Another tool that God has given is His Word. If we are to build our homes, we need to follow His Word. We need to be fed out of His Word. We need to use His Word to teach our children. Perhaps the greatest task of all for parents is to instruct their children—to bring them up in the nurture and admonition of the Lord, so that from childhood they know the Holy Scriptures, which are able to make them wise unto salvation. The Bible should have a prominent place in our homes—not as a decoration, but as something that is used and read with our children. Deuteronomy 6 puts it this way: “Thou shalt teach them diligently unto thy children, and shall talk of them when thou sittest in thine house, and when thou walkest by the way, and when thou liest down, and when thou risest up.” The Word of God should be a constant part of our conversation in our homes.
Another tool that God has given for building the home is parental correction and discipline. Children are born as sinners. And they need not only to be taught but also to be corrected and disciplined when they sin. The parents have the right from God to do this in a loving way. If children are not corrected, they will never learn and instead will become a detriment to the building of a Christian home.
Still another tool that God has given is the church and our life in the church. As we go to church, we come under the preaching of the gospel that is the power of God unto salvation. What we should desire in the building of our home more than anything else is the salvation of our homes and our children. And so we need to raise our families and build our homes in the context of a faithful church. Part of this is the benefit of being able to do things with other believers that will benefit our homes. I’m thinking especially of Christian schools, established by believing parents for the instruction of the children of believers. What a wonderful tool the Christian school is to help us in the building of our homes.
So these are all ways that we should be busy following God’s blueprint in building our homes: prayer, instruction, correction, a church life, and also being living examples of godliness to our children. The building of a home requires a lot of concentrated, difficult labor. We should throw ourselves into this work—not merely for the physical and educational benefit of our children, but especially for their spiritual well-being. This will mean spending time as families in the Word of God and prayer. It will mean controlling my own sinful behaviors and especially my speech in front of my children. It will mean that the home and the building of the home will take priority in all my life.

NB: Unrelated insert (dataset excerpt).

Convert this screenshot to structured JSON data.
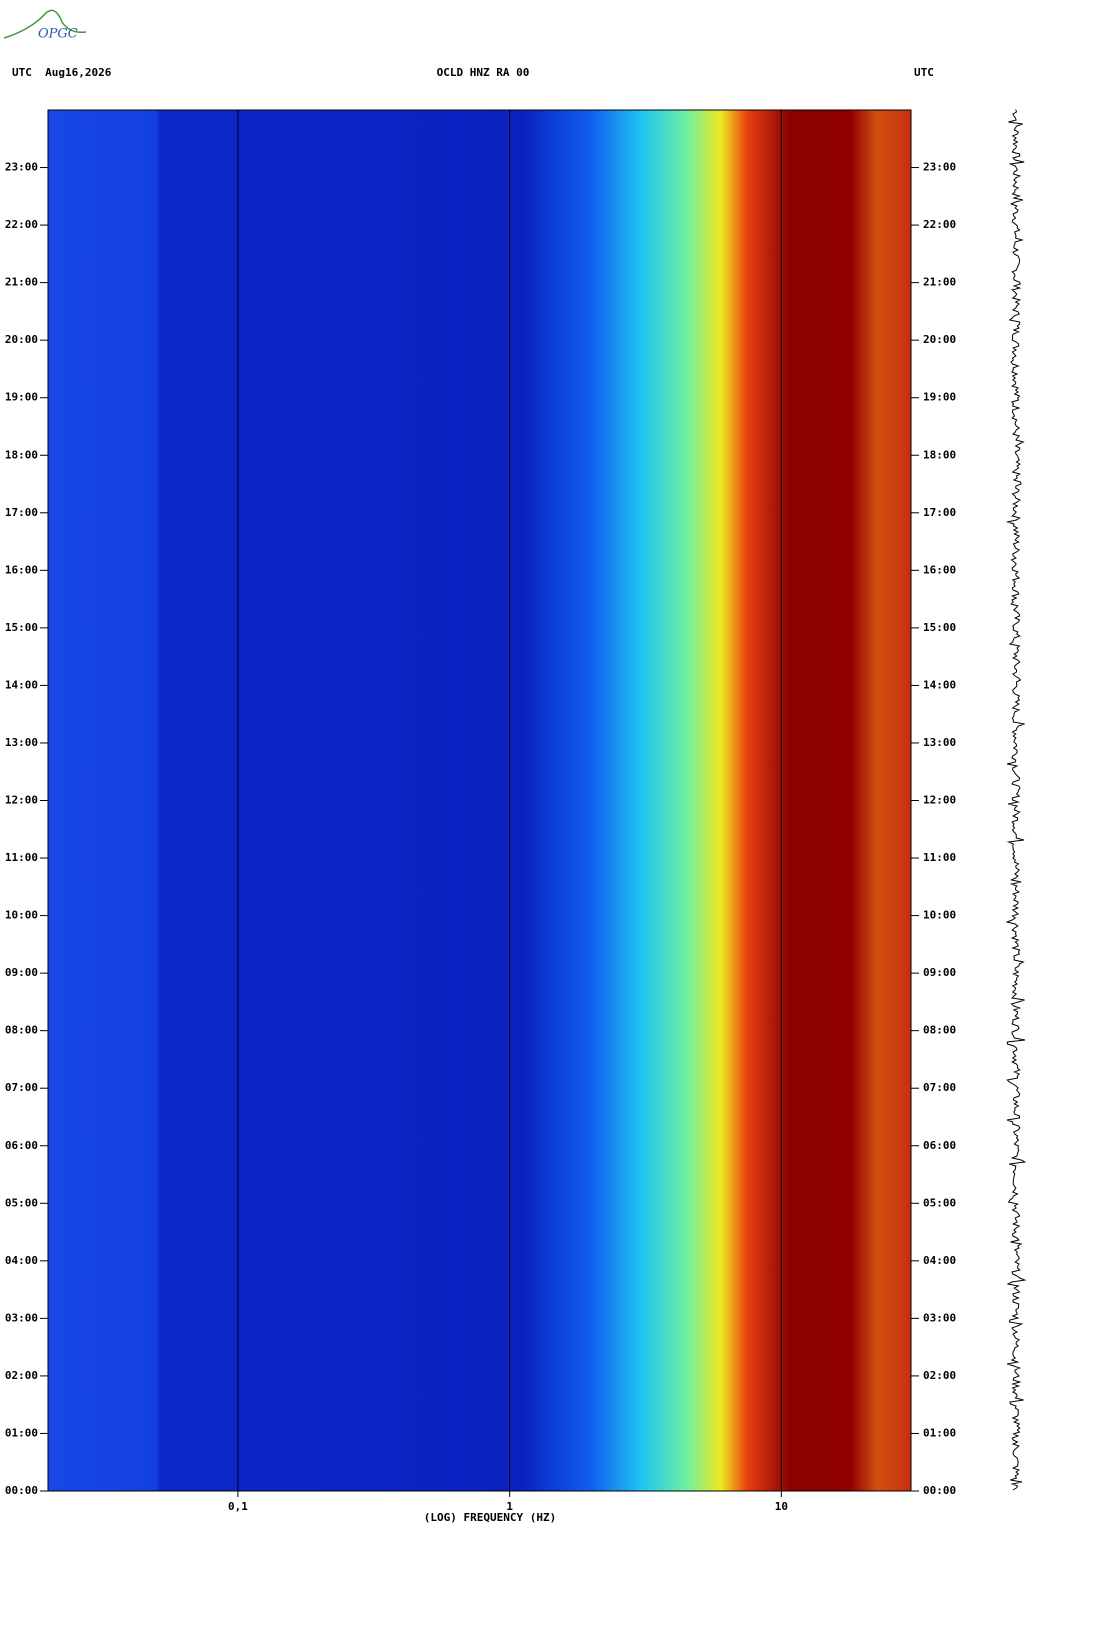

When we build our homes this way, then God builds through us. Then we are not depending on ourselves but on the power of the Word and the Spirit of God. And that labor, God will bless. He will bless it with peace in our marriages. He will bless it with godly children. He will bless it by giving us peace in our souls and joy in our homes.
In the coming weeks we will look at the place and the role of the different members in the Christian family.
Now, let’s pray.
Lord, we give thanks for Thy Word, which not only gives us strength but also direction for the work that we have to do here in the earth. We thank Thee that, as we work, we can know that our labor is not in vain in the Lord. We give thanks for Thy grace that saves families of believers and their children. Continue, we pray, to bless our Christian homes and the Christian homes all over the world. For Jesus’ sake, we ask it, Amen.